I remember, when I was a little girl living in Brewton, Alabama, my mother had a good friend named Martha. We lived on the outskirts of town, but Martha lived right in the middle of town…on the main drag…in a big, beautiful, historic home. We visited often, because she had kids our age. One day, when I was probably five or six, I had a baby tooth that was ready to fall out. It was even starting to hurt…it needed to come out. We were driving down Belleville Avenue, the road where Martha’s house was, and Mother said, “Let’s stop and let Martha pull it. She’s really good at pulling teeth.” And without calling ahead, we drove into the driveway, right up to the porte-corchere on the side of the house, like we owned the place. Mama knocked on the door, and Martha let us into her kitchen, which I thought was beautiful, because it had yellow gingham wallpaper. Martha stood me on a chair in her kitchen and pulled that tooth right out. I can still see in my mind exactly where I was standing.

Another time, Mother was going to drop in on Martha, but when she approached the driveway in her car, she didn’t see Martha’s car in the driveway. Instead of stopping, she kept driving. Later, when they were talking on the phone, Mother told her, “I was going to drop in to your house today, but when I got there, your car wasn’t there.” Martha replied, “Well, did you come to see me or my damn car?!? I was home! You should have stopped.” Mother laughed. In fact, that was a story Mother told for years afterward.

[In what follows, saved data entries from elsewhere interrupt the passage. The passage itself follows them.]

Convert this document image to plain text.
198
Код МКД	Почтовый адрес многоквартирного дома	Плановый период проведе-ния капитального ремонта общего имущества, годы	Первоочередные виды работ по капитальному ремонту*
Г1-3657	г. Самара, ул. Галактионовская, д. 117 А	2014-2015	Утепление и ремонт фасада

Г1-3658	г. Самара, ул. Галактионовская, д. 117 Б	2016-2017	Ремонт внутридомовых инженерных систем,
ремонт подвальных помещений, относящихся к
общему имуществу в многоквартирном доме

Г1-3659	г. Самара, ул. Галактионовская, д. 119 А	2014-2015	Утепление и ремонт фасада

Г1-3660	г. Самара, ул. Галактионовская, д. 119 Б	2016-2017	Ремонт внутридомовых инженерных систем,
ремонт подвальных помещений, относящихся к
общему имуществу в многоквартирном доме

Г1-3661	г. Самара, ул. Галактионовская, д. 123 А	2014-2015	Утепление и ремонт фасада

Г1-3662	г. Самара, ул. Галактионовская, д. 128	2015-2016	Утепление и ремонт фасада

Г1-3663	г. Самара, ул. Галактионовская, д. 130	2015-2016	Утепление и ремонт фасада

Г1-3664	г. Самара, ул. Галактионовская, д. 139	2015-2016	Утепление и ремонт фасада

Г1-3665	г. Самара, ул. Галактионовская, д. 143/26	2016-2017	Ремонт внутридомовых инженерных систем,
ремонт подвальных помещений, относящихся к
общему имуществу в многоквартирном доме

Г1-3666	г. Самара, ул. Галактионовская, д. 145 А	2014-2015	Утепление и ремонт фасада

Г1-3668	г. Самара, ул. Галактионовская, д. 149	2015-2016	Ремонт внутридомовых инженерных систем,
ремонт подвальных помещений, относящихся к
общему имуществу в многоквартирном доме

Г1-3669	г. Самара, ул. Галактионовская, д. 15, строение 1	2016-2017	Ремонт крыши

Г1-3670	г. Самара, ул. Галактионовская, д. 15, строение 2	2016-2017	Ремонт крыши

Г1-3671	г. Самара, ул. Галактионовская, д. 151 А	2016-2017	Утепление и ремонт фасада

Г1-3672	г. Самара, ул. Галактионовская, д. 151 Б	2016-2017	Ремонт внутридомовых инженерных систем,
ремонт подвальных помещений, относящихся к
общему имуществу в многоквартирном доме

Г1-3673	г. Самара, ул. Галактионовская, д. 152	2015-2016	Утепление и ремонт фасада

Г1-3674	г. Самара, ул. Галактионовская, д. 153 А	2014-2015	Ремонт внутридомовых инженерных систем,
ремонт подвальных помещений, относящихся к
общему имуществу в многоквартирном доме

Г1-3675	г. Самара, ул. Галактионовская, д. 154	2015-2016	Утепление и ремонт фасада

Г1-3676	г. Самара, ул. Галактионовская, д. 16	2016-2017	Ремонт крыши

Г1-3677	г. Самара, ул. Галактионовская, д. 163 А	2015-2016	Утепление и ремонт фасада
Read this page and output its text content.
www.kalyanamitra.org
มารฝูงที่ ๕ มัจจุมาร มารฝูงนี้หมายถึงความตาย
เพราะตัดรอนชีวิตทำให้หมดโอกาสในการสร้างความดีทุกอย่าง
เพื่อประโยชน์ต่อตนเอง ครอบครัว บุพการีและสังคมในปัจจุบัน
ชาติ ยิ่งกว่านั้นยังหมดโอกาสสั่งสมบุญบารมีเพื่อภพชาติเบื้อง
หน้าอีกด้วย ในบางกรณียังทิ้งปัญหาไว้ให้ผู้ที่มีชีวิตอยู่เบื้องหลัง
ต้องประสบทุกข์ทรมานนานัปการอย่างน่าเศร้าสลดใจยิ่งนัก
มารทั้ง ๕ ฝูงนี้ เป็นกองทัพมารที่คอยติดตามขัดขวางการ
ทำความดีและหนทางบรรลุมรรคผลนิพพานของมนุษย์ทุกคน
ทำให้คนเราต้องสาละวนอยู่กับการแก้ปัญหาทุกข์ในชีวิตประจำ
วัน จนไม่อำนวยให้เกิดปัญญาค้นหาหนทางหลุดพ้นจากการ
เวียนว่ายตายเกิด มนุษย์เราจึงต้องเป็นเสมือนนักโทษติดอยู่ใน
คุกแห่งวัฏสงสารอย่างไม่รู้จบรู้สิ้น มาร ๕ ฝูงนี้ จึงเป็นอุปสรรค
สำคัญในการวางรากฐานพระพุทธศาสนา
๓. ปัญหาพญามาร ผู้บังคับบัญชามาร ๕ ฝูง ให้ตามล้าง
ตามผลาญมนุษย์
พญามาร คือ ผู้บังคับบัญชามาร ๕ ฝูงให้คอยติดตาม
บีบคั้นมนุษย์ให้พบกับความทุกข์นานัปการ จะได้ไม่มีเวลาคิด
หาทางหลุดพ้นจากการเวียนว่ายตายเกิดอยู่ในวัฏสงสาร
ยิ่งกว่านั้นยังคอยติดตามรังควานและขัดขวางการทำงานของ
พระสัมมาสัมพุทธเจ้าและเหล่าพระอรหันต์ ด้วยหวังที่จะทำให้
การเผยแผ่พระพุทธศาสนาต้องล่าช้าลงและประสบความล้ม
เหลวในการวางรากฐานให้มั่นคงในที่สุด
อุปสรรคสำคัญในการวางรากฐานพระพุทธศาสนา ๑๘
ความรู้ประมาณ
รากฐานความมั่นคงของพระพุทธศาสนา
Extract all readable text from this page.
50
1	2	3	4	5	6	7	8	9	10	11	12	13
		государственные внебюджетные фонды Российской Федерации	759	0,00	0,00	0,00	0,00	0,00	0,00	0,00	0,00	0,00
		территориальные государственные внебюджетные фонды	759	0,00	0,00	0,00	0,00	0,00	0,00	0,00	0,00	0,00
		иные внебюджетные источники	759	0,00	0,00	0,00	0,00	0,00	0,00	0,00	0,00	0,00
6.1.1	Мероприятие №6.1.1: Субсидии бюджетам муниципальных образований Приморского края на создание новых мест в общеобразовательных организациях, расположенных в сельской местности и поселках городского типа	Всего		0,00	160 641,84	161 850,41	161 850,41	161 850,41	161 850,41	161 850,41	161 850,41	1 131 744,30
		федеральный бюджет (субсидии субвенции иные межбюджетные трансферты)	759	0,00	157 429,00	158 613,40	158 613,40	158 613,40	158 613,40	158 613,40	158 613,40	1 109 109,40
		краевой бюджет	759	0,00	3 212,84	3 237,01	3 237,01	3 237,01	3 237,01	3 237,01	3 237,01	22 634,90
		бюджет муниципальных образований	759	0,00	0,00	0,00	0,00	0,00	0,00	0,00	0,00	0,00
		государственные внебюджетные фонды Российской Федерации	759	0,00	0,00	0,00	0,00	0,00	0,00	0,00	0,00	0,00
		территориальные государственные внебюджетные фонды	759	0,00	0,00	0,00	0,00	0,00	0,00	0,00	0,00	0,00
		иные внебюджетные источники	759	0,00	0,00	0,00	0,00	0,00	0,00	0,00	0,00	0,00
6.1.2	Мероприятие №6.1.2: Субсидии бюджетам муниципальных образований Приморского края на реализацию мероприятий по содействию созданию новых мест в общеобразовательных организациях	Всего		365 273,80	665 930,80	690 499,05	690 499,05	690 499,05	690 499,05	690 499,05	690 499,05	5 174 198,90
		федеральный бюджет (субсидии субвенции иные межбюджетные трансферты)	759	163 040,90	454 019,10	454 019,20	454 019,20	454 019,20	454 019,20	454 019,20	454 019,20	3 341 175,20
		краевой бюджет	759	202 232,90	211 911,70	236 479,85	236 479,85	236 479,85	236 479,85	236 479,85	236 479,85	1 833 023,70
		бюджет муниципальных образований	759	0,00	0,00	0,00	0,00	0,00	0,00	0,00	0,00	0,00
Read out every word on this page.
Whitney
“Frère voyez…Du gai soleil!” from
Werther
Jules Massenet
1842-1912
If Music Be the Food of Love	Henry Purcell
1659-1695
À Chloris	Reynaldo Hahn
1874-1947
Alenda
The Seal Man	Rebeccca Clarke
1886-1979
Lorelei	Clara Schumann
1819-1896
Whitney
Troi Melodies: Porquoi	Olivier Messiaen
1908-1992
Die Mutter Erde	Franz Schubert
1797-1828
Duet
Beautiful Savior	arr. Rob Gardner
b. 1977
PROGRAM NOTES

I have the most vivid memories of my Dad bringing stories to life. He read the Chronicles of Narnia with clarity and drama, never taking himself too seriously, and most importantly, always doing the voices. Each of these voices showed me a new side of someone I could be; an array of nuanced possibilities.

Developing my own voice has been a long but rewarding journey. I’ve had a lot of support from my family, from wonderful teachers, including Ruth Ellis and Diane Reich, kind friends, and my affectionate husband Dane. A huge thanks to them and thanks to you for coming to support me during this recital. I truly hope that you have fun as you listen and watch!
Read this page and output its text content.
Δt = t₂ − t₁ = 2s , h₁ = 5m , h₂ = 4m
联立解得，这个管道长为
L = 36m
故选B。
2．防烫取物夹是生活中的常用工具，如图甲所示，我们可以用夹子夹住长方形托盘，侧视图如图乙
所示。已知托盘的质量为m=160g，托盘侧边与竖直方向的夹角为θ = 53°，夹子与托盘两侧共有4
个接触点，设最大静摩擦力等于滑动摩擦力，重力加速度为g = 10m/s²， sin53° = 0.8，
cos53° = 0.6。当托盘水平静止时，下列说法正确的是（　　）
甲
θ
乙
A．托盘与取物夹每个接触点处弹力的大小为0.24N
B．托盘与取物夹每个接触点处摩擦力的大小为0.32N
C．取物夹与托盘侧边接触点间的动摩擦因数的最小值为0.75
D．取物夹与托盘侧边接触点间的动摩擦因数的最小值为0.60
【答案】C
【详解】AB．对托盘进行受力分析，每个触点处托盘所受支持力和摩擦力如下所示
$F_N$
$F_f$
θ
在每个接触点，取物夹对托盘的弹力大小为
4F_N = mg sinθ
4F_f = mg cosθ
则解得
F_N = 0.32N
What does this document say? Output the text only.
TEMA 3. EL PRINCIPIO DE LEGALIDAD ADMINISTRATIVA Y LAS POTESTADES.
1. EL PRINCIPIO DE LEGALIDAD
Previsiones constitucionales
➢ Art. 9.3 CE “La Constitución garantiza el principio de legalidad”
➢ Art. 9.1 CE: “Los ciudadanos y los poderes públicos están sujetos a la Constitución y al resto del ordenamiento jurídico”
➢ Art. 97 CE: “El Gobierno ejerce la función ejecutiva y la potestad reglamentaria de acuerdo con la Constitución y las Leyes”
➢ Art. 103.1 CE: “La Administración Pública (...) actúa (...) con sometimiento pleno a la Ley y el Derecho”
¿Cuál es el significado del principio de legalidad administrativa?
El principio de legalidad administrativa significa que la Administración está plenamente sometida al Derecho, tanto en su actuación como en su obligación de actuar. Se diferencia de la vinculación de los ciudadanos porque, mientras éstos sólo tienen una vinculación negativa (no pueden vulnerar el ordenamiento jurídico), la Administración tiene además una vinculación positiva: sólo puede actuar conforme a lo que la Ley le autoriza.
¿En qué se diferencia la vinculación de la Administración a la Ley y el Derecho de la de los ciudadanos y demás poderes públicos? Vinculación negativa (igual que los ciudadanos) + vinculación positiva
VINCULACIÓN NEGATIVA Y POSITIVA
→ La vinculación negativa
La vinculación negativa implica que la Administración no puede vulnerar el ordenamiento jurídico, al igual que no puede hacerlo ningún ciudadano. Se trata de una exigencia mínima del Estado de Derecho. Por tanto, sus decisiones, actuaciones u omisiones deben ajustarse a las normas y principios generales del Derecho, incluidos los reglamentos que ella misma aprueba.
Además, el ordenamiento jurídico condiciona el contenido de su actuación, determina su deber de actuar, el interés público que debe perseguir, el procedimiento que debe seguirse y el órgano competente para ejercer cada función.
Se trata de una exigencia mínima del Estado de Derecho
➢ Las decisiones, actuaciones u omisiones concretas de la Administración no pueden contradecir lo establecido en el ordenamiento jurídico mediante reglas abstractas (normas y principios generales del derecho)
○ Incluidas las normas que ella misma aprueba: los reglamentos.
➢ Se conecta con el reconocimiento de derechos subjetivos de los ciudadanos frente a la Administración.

When we lived in Spanish Fort, Alabama, all the neighborhood kids dropped in all the time, and Mother’s friends would often show up on the doorstep. They would sit in the kitchen and drink coffee. And sometimes they talked for hours…solving all the world’s problems, I’m sure. Or maybe just talking about soap operas.

I vividly remember neighborhood moms standing around talking in the driveway. Back then, everybody didn’t have a garage with a garage door opener. We didn’t drive right into our garages when we got home from somewhere. We got out in the driveway, and if our neighbors were outside, everybody stood around and talked for a while. I think our garages/garage door openers put an end to that for a lot of people. Fortunately, in my neighborhood, we’ll see our neighbors out walking and pull our car over to chat. But that doesn’t happen everywhere.

When we were teenagers in the 80s, it was like we had a revolving door…neighborhood kids and teenagers in and out all the time.

Drop-ins used to be part of life. But no more. Now, everybody calls ahead, so we don’t have any pleasant surprises when friends show up unexpectedly.

I’m ready to change that. I’m telling my friends, “Drop in!” ┬áRing the doorbell when you get here, and if we’re home, I’ll motion for you to walk around the side of the house to the backyard, where we can sit by the pool and have a cocktail. If you want to bring lunch, that’s OK too! Chances are, I’ll be here, since I’ve become accustomed to spending more time at home with this pandemic happening. Of course, it’s hit or miss on whether I’ll still be in my pajamas, but if you don’t mind, I don’t mind! Maybe I’ll even share some cucumbers or tomatoes from my garden!